La strada verso la vittoria di Biden appare ormai spianata. Il candidato che solo due settimane fa pareva destinato a un triste declino – appesantito dagli anni e da un programma troppo legato al passato – è oggi vivo, vitale, capace di vincere Stati grandi e piccoli, a Nord, a Sud, al Centro, forte nei consensi di bianchi e neri, dei laureati delle città e dei lavoratori delle zone rurali. Ha contato nella sua irresistibile e inaspettata ascesa la decisione del partito democratico di superare le divisioni e trovare un candidato unitario da opporre a Bernie Sanders. Ma ha contato soprattutto qualcosa che resta fortissimo nel voto e nelle coscienze di molti democratici. La priorità del 2020 è infatti battere Donald Trump, non trovare il candidato più vicino al proprio sistema di idee e valori. E Joe Biden viene considerato, a torto o a ragione, come il candidato con più possibilità di sconfiggere Trump.

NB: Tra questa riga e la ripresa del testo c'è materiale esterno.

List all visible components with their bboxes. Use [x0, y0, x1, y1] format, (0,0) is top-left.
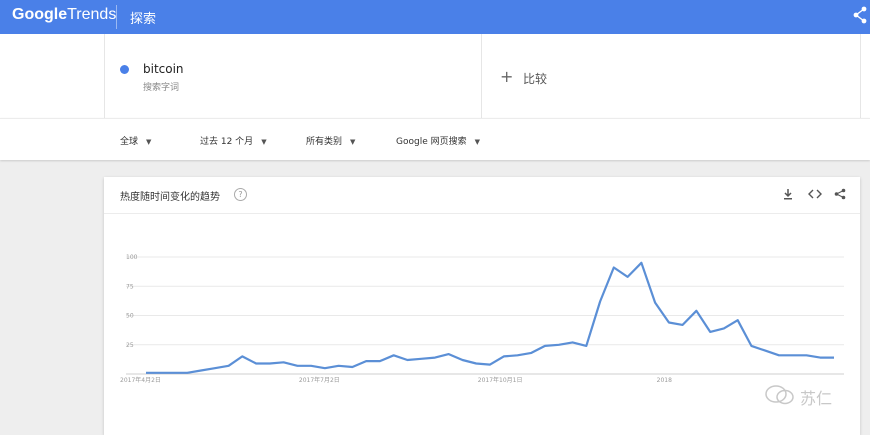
interest-line-chart: 100 75 50 25 2017年4月2日 2017年7月2日 2017年10月1日 201… [120, 254, 844, 384]
data-point[interactable] [708, 330, 712, 334]
search-type-filter[interactable]: Google 网页搜索 ▼ [396, 134, 480, 147]
data-point[interactable] [529, 351, 533, 355]
data-point[interactable] [598, 300, 602, 304]
data-point[interactable] [144, 371, 148, 375]
search-terms-panel: bitcoin 搜索字词 + 比较 [0, 34, 870, 118]
data-point[interactable] [722, 326, 726, 330]
data-point[interactable] [667, 321, 671, 325]
data-point[interactable] [612, 266, 616, 270]
data-point[interactable] [557, 343, 561, 347]
data-point[interactable] [763, 349, 767, 353]
data-point[interactable] [681, 323, 685, 327]
region-filter[interactable]: 全球 ▼ [120, 134, 151, 147]
data-point[interactable] [777, 353, 781, 357]
data-point[interactable] [295, 364, 299, 368]
data-point[interactable] [832, 356, 836, 360]
data-point[interactable] [309, 364, 313, 368]
data-point[interactable] [158, 371, 162, 375]
data-point[interactable] [419, 357, 423, 361]
data-point[interactable] [433, 356, 437, 360]
data-point[interactable] [818, 356, 822, 360]
filter-bar: 全球 ▼ 过去 12 个月 ▼ 所有类别 ▼ Google 网页搜索 ▼ [0, 118, 870, 160]
data-point[interactable] [805, 353, 809, 357]
data-point[interactable] [378, 359, 382, 363]
time-range-filter[interactable]: 过去 12 个月 ▼ [200, 134, 267, 147]
data-point[interactable] [584, 344, 588, 348]
google-trends-logo[interactable]: GoogleTrends [12, 6, 116, 24]
data-point[interactable] [461, 358, 465, 362]
watermark: 苏仁 [764, 384, 844, 408]
data-point[interactable] [282, 360, 286, 364]
data-point[interactable] [199, 369, 203, 373]
data-point[interactable] [571, 340, 575, 344]
dropdown-arrow-icon: ▼ [261, 138, 267, 146]
data-point[interactable] [474, 362, 478, 366]
data-point[interactable] [213, 366, 217, 370]
data-point[interactable] [502, 354, 506, 358]
term-type: 搜索字词 [143, 83, 180, 93]
watermark-text: 苏仁 [800, 389, 833, 408]
header-divider [116, 5, 117, 29]
data-point[interactable] [227, 364, 231, 368]
data-point[interactable] [447, 352, 451, 356]
series-line-bitcoin[interactable] [146, 261, 834, 374]
dropdown-arrow-icon: ▼ [474, 138, 480, 146]
interest-over-time-card: 热度随时间变化的趋势 ? 100 75 50 25 2017年4月2日 2017年7月2日… [104, 177, 860, 435]
data-point[interactable] [653, 301, 657, 305]
data-point[interactable] [639, 261, 643, 265]
share-icon[interactable] [852, 6, 868, 24]
data-point[interactable] [694, 309, 698, 313]
data-point[interactable] [337, 364, 341, 368]
dropdown-arrow-icon: ▼ [146, 138, 152, 146]
data-point[interactable] [254, 362, 258, 366]
data-point[interactable] [626, 275, 630, 279]
y-tick-label: 25 [126, 342, 134, 349]
dropdown-arrow-icon: ▼ [350, 138, 356, 146]
y-tick-label: 75 [126, 283, 134, 290]
data-point[interactable] [543, 344, 547, 348]
wechat-icon [765, 385, 794, 405]
data-point[interactable] [185, 371, 189, 375]
y-tick-label: 100 [126, 254, 138, 261]
data-point[interactable] [516, 353, 520, 357]
data-point[interactable] [791, 353, 795, 357]
data-point[interactable] [268, 362, 272, 366]
x-tick-label: 2017年4月2日 [120, 376, 161, 384]
data-point[interactable] [323, 366, 327, 370]
data-point[interactable] [364, 359, 368, 363]
category-filter[interactable]: 所有类别 ▼ [306, 134, 355, 147]
page-title: 探索 [130, 12, 157, 27]
x-tick-label: 2017年7月2日 [299, 376, 340, 384]
term-color-dot [120, 65, 129, 74]
data-point[interactable] [736, 318, 740, 322]
data-point[interactable] [240, 354, 244, 358]
data-point[interactable] [350, 365, 354, 369]
compare-button[interactable]: 比较 [523, 70, 547, 87]
y-tick-label: 50 [126, 313, 134, 320]
term-card-bitcoin[interactable]: bitcoin 搜索字词 [104, 34, 482, 118]
data-point[interactable] [488, 363, 492, 367]
top-bar: GoogleTrends 探索 [0, 0, 870, 34]
data-point[interactable] [405, 358, 409, 362]
panel-divider [860, 34, 861, 118]
data-point[interactable] [392, 353, 396, 357]
term-name[interactable]: bitcoin [143, 62, 184, 76]
data-point[interactable] [172, 371, 176, 375]
x-tick-label: 2017年10月1日 [478, 376, 523, 384]
add-icon[interactable]: + [500, 67, 513, 86]
data-point[interactable] [749, 344, 753, 348]
x-tick-label: 2018 [657, 377, 672, 384]
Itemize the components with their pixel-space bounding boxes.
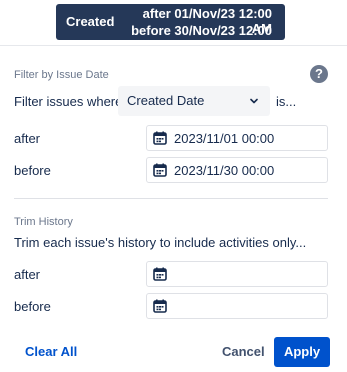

I prossimi appuntamenti elettorali appaiono ancora una volta favorevoli a Biden. Martedì prossimo si vota in Florida, che ha un elettorato ispanico poco incline al sogno socialista di Sanders. E il 24 marzo ci saranno le primarie in Georgia, dove la coalizione multirazziale di Biden dovrebbe tornare ancora una volta utile. Per Sanders è il momento della riflessione, anche se al momento dominano delusione e rabbia. Il suo silenzio, chiuso nella casa di Burlington, è più esplicito di tante parole. Mentre Sanders non parla, i suoi supporters sono in queste ore su Twitter per attaccare Biden. Ci si prepara, anche così, al dibattito TV di domenica tra i due. Le speranze che Sanders possa riprendersi sono però sempre più labili. Per avere una speranza di vittoria, dovrebbe accaparrarsi il 55 per cento del voto futuro: cosa francamente poco probabile. Nelle ultime ore, presagendo il crollo in Michigan, il senatore se l’era presa con i “corporate media”, che non danno sufficiente risalto ai suoi programmi. E una nota di delusione Sanders aveva fatto risuonare anche nei confronti degli elettori più giovani, “che non votano nella stessa percentuale dei più anziani”, e che quindi l’avrebbero tradito. Ma questa era stata proprio la promessa della sua campagna: quella di sollevare passione ed entusiamo, portando a votare nuove fasce di cittadini. Non è successo. E la sfida di Bernie Sanders si avvia verso un malinconico tramonto.